PyMC+ArviZ: how to make the most of labeled coords and dims in PyMC 4.0

Nearly two years ago I wrote a blog post about the integration between PyMC3 and ArviZ (which I also shared here on discourse). I have now adapted and updated it to showcase all the further improvements on dims and coords in the latest 4.0 release!

I hope it is also useful!

The blog post mentions the old one a couple times, but it is completely independent and it doesn’t assume you know PyMC 3.x or how dims and coords worked there. Whether you want to jump directly on 4.0 using dims and coords or you want to see what improvements does 4.0 bring to the labeled arrays game this blog post has both cases covered.

10 Likes

Thanks for working on this.
Note the code in your blog isn’t wrapping around. When reading on my phone, I couldn’t see some of the dims code.

Thanks, I don’t really know how to fix it but would be happy to review and merge a PR that does. The blog source is on GitHub

Awesome blog post! One issue with the reproducing the code – I get an error in 4.0 on Windows when I tried to sample the model with flat priors, so I had to change these to something else uninformative.

On the subject of setting coords: is there any way to get a multi-index into the idata? If I were working with the rugby data, a first step in my EDA would be to do something like:

df_rugby.set_index(['home_team', 'away_team', 'year']).sort_index(level=[0, 1, 2])

It would be nice to be able to do something like post_pred.sel({'home_team':'France', 'away_team':'Italy'} to quickly decompose post-estimation plots to the group level, especially when working with long-form data (which you must do when there are missing values, as far as I can tell).

It also makes it a bit easier to look at the output of az.summary when there missing values. For example score_missing[35]… which one was 35 again? Sometimes I’ll make a string representation out of the index tuple (whales_france_2014), but that’s not ideal for easy indexing.

1 Like

I know xarray supports multiindex (and whenever you do dataset.stack a multiindex is created under the hood). I think (emphasis on think) if you use a multiindex as coords it will be passed as is to xarray which will handle it correctly. I am not sure how should one go about indexing it though.

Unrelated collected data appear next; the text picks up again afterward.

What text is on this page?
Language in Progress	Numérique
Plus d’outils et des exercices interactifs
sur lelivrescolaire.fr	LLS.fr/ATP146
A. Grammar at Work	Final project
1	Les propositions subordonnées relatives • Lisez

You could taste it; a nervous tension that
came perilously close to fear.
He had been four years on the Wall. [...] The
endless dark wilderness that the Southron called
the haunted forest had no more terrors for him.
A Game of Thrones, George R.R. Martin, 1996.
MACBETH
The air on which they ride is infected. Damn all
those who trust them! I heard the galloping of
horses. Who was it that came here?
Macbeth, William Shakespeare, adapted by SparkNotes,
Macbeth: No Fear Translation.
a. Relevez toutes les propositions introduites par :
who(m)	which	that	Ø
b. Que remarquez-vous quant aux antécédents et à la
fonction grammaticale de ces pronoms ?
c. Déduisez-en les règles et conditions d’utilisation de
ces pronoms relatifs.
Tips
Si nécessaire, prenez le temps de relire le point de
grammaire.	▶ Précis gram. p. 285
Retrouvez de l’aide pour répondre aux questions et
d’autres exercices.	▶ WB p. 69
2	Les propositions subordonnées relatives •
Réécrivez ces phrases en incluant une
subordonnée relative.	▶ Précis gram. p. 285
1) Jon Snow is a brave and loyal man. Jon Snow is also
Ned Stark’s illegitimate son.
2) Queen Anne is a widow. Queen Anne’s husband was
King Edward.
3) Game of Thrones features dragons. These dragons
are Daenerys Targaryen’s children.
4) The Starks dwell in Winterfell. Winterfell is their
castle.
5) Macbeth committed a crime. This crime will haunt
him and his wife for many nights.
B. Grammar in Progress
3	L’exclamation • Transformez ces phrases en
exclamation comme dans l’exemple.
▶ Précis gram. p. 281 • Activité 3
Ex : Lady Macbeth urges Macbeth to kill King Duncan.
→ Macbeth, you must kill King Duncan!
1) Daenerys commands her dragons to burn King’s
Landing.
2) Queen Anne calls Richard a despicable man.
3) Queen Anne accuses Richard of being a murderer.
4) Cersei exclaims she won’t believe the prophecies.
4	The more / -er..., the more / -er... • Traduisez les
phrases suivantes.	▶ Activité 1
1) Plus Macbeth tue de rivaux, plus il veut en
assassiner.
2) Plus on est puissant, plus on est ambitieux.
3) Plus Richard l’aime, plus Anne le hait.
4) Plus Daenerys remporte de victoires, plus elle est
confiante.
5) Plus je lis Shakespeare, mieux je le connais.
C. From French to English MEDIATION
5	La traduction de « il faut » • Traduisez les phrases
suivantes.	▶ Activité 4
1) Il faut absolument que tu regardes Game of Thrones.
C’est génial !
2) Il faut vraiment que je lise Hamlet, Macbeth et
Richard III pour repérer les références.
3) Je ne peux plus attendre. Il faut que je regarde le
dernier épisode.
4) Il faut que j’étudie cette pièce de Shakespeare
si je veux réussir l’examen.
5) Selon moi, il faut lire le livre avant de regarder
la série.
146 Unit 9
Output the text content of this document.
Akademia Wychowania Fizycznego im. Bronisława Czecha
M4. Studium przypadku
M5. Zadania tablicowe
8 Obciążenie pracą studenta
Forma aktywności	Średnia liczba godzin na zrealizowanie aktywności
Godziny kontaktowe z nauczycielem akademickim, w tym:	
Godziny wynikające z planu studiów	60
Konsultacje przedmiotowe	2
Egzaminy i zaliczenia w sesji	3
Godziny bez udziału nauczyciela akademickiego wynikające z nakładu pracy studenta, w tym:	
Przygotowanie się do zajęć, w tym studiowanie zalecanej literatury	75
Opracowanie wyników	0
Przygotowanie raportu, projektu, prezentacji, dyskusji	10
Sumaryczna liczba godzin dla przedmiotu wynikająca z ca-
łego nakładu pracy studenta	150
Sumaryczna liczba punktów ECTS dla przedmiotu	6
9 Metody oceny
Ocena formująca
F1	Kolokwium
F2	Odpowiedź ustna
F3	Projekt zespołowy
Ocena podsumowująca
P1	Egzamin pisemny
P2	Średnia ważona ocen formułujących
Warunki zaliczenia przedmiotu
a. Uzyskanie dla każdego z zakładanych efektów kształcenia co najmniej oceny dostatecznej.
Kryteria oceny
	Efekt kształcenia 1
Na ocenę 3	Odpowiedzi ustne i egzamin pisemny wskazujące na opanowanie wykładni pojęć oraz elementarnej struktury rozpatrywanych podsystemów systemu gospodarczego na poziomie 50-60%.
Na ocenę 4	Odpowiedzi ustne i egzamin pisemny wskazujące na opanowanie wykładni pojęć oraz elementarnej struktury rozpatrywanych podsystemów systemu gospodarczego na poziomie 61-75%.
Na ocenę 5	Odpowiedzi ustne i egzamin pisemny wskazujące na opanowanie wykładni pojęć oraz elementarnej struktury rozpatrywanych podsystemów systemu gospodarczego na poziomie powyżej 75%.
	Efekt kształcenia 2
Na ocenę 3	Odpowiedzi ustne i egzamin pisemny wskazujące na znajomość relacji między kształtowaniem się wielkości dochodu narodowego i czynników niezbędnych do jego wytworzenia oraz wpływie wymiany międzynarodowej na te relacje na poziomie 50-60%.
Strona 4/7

This is something I’d like to see as an example notebook in the gallery though. handling multilevel models (with more than 2 levels) and making the most of pm.Data, coords, xarray with the output.

1 Like

I had a quick go of trying to directly pass a multi-index as a dim in a use-case where a >2 level model might be justified, in a geographic hierarchy. It seems like there is a hiccup in the dimension checking, though. Here is the example notebook with the dimension error.

I’ll try to muddle though, but hoping you can quickly see something I won’t. It seems to be a conflict between the fact that the array representation is only 2d, but I want to label 5 dimensions.

1 Like

The issue here might be with the automatic extraction of index as coords. IIUC, using a dataframe creates a 2d variable, one dimension has coordinates, the index, but the other one, the columns, does not. Moreover, from the last print it looks like the multiindex is being converted to a tuple (I think to prevent modifying coordinates without using the set_data/set_coords methods).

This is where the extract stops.